Dalam dua minggu terakhir, Kim Hyunwoo memiliki banyak sekali pekerjaan, dan alasan dia menyadari satu bulan telah berlalu adalah karena:
[※Perhatian: Tersisa 21 jam untuk “Paket Tumbuhkan Pahlawan di Labirin” Anda!]
Sebuah peringatan yang memberitahukan berakhirnya paket Labyrinth City muncul di hadapan Kim Hyunwoo.
“…Kenapa baru muncul saat tersisa 21 jam, bahkan bukan 24 jam?”
[Saya minta maaf.]
“Hah?
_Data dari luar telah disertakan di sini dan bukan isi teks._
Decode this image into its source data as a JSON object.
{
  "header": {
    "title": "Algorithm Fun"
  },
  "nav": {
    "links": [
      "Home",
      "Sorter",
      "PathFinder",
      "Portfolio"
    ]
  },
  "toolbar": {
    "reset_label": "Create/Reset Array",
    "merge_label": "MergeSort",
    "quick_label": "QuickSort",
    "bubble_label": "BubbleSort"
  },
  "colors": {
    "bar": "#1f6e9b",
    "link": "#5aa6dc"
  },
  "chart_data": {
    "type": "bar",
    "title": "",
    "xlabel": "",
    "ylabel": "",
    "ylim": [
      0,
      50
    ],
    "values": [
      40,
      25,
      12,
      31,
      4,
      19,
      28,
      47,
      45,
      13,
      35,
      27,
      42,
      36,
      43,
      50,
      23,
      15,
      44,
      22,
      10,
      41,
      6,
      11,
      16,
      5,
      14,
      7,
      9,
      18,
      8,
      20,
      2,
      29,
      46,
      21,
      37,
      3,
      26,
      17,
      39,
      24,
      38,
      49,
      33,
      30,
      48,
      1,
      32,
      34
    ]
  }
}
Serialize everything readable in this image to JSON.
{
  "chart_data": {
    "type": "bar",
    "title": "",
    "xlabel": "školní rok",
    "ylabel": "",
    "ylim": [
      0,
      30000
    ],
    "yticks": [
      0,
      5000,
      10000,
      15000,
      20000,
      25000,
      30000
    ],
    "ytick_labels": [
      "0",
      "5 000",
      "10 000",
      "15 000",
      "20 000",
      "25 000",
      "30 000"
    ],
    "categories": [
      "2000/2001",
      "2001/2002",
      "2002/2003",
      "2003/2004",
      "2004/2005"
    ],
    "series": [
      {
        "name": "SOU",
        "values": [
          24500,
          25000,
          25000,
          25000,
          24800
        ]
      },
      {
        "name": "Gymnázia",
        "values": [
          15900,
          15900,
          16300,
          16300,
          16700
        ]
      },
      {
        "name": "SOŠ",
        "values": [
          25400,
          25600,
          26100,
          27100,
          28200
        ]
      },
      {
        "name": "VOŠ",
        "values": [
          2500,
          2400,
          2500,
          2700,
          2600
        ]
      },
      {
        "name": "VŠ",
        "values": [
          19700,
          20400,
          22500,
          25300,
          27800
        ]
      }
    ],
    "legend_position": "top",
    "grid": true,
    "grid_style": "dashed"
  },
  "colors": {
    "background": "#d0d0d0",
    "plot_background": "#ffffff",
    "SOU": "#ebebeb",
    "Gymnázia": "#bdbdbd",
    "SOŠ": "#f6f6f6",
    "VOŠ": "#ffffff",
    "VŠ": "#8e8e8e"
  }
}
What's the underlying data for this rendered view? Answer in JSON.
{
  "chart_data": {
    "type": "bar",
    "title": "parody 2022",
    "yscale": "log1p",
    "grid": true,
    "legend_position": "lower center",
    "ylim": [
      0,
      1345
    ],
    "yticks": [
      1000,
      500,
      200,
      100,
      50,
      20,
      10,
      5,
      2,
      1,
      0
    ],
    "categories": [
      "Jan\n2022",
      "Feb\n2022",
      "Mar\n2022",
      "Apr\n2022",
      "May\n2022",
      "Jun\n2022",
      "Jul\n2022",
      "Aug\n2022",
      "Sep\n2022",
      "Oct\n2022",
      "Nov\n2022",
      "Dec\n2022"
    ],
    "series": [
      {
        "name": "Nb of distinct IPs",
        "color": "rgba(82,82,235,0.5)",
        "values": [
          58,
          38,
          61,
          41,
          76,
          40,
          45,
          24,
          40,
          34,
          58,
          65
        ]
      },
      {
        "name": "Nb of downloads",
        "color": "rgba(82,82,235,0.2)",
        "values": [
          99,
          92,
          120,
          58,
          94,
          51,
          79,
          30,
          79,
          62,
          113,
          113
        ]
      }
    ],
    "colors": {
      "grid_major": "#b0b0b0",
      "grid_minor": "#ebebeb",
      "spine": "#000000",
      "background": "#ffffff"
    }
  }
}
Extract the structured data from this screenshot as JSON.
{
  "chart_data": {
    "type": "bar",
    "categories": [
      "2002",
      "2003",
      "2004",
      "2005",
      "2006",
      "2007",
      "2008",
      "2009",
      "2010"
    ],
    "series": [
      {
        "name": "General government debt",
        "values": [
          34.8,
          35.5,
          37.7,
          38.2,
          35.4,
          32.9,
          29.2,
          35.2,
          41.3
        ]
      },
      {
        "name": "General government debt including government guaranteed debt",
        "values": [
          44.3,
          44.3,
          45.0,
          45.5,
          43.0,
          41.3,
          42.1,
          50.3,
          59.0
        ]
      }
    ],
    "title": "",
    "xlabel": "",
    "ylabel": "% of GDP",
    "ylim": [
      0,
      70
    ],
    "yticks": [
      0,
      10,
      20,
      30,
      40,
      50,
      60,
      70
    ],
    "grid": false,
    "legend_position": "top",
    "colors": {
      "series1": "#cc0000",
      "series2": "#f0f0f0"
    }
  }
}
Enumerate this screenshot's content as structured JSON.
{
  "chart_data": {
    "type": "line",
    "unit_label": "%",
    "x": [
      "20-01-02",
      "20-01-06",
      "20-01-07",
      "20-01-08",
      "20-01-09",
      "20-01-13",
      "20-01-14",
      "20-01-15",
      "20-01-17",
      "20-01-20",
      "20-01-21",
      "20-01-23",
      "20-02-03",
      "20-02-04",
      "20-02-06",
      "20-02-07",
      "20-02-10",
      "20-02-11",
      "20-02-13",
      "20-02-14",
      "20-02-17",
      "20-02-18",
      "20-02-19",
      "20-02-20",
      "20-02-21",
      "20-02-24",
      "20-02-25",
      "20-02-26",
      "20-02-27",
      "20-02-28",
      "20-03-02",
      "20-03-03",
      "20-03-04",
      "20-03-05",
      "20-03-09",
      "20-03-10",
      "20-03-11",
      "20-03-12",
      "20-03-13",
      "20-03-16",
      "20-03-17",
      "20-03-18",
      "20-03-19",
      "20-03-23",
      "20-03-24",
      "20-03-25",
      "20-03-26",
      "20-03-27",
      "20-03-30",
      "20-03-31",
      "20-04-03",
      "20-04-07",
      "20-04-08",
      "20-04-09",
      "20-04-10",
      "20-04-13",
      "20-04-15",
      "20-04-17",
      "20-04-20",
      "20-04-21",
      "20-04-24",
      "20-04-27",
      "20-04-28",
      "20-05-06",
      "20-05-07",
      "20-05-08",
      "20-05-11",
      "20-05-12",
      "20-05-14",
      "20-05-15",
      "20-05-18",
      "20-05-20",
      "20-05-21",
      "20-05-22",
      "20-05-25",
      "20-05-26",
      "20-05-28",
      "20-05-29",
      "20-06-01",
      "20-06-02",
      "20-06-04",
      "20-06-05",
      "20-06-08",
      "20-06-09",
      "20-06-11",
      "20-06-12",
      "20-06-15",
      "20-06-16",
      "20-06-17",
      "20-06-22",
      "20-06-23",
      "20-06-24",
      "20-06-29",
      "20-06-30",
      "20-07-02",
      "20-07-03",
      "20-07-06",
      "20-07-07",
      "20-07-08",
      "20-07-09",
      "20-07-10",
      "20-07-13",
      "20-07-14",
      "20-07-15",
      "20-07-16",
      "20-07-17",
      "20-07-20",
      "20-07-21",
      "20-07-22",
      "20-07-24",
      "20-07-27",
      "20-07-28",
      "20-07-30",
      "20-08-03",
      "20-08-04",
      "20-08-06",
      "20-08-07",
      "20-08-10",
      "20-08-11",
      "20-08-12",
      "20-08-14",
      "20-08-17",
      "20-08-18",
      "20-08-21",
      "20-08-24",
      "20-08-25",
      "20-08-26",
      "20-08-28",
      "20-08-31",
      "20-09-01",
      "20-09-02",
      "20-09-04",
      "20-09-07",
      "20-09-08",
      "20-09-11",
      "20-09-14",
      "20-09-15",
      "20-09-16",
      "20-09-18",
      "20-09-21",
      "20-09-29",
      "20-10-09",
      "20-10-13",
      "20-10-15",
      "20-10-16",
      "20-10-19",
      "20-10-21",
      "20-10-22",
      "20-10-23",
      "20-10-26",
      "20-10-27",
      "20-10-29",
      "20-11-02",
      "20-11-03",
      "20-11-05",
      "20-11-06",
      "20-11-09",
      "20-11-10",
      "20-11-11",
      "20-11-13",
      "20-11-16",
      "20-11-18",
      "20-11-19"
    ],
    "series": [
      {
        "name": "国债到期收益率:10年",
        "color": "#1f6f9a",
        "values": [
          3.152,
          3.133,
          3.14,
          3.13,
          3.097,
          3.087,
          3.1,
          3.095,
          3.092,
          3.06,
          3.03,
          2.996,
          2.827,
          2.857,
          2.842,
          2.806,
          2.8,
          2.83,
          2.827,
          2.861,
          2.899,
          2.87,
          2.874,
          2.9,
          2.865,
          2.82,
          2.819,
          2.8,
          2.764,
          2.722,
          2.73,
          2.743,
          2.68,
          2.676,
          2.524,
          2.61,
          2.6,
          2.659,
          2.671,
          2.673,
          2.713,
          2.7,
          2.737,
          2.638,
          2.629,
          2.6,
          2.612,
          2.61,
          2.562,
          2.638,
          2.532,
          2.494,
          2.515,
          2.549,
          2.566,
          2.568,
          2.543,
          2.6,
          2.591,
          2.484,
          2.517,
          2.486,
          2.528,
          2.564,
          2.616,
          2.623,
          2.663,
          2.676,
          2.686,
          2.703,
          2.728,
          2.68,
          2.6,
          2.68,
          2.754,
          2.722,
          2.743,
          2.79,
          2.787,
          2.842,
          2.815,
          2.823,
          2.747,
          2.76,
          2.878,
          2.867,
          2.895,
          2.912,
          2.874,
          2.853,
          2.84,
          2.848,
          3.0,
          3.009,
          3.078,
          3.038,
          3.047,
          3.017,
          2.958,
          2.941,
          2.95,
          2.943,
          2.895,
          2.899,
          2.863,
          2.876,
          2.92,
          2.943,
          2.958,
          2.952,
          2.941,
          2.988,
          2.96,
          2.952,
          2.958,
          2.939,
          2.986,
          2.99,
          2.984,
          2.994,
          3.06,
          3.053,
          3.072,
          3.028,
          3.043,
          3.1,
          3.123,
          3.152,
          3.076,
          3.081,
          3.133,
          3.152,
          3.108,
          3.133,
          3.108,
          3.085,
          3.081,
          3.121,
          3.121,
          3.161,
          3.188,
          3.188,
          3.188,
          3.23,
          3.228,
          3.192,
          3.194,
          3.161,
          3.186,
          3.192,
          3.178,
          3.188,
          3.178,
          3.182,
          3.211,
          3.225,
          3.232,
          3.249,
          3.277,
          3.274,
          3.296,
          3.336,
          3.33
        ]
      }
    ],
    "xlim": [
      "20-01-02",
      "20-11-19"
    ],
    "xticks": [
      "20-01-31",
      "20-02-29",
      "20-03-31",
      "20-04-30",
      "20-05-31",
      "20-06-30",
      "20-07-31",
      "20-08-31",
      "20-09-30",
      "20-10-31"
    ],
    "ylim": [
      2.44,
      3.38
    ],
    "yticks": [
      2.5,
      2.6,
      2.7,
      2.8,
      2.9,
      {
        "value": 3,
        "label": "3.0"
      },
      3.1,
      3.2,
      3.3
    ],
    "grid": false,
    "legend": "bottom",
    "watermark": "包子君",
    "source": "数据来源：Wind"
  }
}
Kenapa?”
[…Saya bertanggung jawab atas peringatan tersebut, saya melakukan kesalahan.]
“…Kamu yang memasang semuanya?”
[Ya.]
Kim Hyunwoo, yang mendengar pengakuan Loria yang agak malu-malu untuk pertama kalinya dan menyadari bahwa dialah yang berada di balik setiap peringatan kecil sekalipun, sejenak memasang ekspresi takjub.
“Tidak apa-apa.”
Kim Hyunwoo melambaikan tangannya seolah mengatakan bahwa tidak apa-apa jika dia meminta maaf.
Jika situasinya benar-benar berbahaya, mungkin akan sedikit membingungkan, tetapi Kim Hyunwoo sekarang baik-baik saja.
Tentu saja, dia telah mengantisipasi akhir dari Paket Labirin ini, dan tentu saja, dia telah membuat persiapan untuk saat itu berakhir.
Karena itu,
“Penjaga.”
“Ya!”
“Saya akan berpidato di alun-alun, kumpulkan beberapa orang.”
“Dipahami!”
Dengan kata-kata itu, Kim Hyunwoo berdiri,
“Nah, sekarang mari kita masuk ke bawah tanah?”
dan menuju ke lokasi di mana sejumlah besar Batu Ajaib telah terkumpul hingga saat ini.